Suppose that we have this array of users' resources:
Array = [1, 5, 35, 40 ,100 ,80 ]
We map each number to the nearest power 2, we perform this operation
We apply the following function
MultiValueMap.put( 2 POW (log2 ( Array[i])) , Array[i] )
We will have 64 buckets for unsigned integer.

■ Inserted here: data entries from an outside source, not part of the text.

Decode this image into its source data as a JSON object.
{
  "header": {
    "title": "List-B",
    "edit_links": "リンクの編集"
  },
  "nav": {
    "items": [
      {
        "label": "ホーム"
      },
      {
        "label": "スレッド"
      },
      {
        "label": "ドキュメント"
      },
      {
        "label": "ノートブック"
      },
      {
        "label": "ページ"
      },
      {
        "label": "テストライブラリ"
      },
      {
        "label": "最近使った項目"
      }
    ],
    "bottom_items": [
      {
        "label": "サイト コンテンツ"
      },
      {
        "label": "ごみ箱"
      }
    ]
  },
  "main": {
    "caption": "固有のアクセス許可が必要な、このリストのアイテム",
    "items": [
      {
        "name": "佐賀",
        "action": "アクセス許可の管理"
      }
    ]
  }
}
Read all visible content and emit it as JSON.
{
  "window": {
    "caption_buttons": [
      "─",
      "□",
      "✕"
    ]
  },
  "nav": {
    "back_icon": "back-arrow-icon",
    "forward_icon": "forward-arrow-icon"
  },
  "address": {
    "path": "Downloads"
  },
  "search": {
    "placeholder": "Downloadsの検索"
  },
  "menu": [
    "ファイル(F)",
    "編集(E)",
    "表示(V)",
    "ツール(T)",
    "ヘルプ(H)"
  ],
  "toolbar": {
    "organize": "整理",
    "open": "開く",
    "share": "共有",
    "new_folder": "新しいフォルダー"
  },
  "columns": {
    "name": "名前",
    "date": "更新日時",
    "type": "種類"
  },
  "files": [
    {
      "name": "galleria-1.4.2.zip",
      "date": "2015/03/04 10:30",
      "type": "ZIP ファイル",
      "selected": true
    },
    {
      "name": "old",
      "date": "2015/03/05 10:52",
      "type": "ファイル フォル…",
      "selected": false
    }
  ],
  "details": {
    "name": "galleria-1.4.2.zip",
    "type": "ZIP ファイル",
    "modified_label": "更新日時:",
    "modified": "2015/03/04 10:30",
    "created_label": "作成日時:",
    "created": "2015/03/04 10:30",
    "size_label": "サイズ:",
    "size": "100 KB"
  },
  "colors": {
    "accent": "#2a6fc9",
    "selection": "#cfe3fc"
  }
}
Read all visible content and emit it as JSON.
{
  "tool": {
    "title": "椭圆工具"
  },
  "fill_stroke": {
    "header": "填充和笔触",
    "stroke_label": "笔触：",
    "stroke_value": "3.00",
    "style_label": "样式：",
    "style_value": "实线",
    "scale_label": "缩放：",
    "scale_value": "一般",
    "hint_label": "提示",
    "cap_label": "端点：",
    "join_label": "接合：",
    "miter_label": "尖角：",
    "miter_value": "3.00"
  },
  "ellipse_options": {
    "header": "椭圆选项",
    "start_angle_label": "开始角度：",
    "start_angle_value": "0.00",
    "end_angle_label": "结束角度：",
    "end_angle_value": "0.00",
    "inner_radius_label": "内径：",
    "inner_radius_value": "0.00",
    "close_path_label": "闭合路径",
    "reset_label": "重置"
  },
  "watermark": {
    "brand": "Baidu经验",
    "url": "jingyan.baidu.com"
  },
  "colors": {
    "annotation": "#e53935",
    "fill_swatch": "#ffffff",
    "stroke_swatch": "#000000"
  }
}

We perform the following operations
Map.put(1,1);
Map.put(4,5);
Map.put(32, 35);
Map.put(32, 40);
Map.put(64, 100);
Map.put(64, 80);
BucketList with a ListFor bucket number 0 => [ 1 ]
For bucket number 1 => []
For bucket number 2 => [ 5 ]
For bucket number 3 => []
For bucket number 4 => []
For bucket number 5 => [35, 40]
For bucket number 6 => [100, 80]
For bucket number 7 => []
For bucket number 8 => []
For bucket number 9 => []
.............................
Operations :
- use_resources(name, quantity) we just keep a hash between user and the object stored in the BucketList with a List
- get_approximate_max()
We have to find the first nonempty bucket and just perform a random on that set.
In this case as we find that bucket number 6 is not empty we could take either the 80 or the 100.
Because the maximum buckets' number is 64 or 32 I do not see the need for a binary search.
I have this idea because in the final round of Algoritmiada I saw a problem where I need to make a compression very fast but not a optimal compression and the solution was using power of 2.